Zu Herbert Marcuses 114. ein Auszug aus Leszek Kołakowskis Main currents of marxism, Ausgabe New York und London, 2005, S.1122-1123:
"Marcuse combines contempt for science and technology with the belief that we must strive for higher values because all the problems of material welfare have been solved and commodities exist in plenty: to increase the amount can only serve the interests of capitalism, which lives by creating false needs and instilling a false consciounsness. In this respect, Marcuse is typical of the mentality of those who had never to trouble themselves to obtain food, clothing, housing, electricity, and so on, as all these necessities of life were available ready-made. This accounts for the popularity of his philosophy among those who never had anything to do with material and economic production.
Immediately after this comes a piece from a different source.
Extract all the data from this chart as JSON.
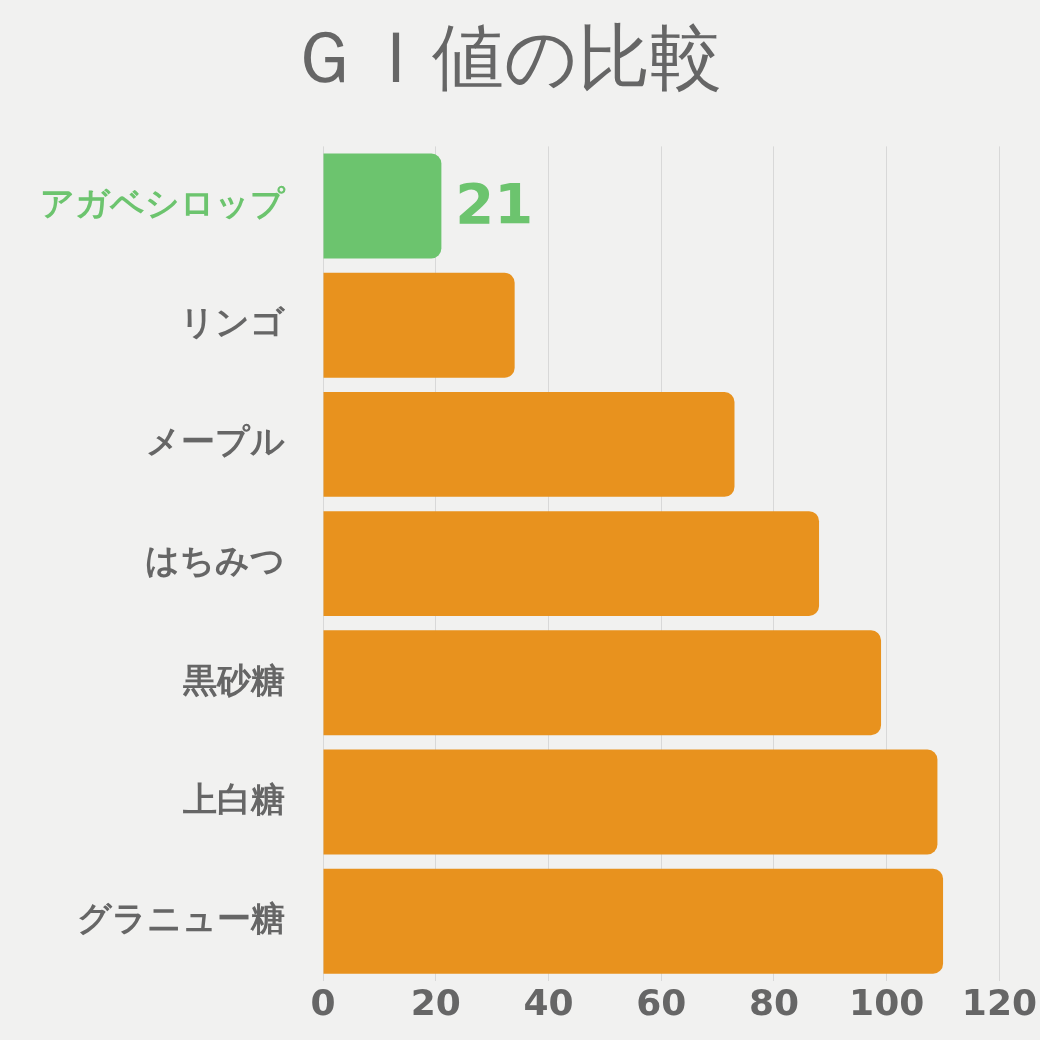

Students from comfortable middle-class backgrounds have in common with the lumpenproletariat that the technique and organization of production is beyond their mental horizon: consumer goods, whether plentiful or in short supply, are simply there for the taking. Contempt for technique and organization goes hand in hand with a distaste for all forms of learning that are subject to regular rules of operation or that require vigorous effort, intellectual discipline, and a humble attitude towards facts and the rules of logic. It is much easier to shirk the laborious task and to utter slogans about global revolution transcending our present civilization and uniting knowledge and feeling. (...)
There could hardly be a clearer instance of the replacement of Marx's slogan 'either socialism or barbarism' by the version 'socialism equals barbarism'. And there is probably no other philosopher in our day who deserves as completely as Marcuse to be called the ideologist of obscurantism."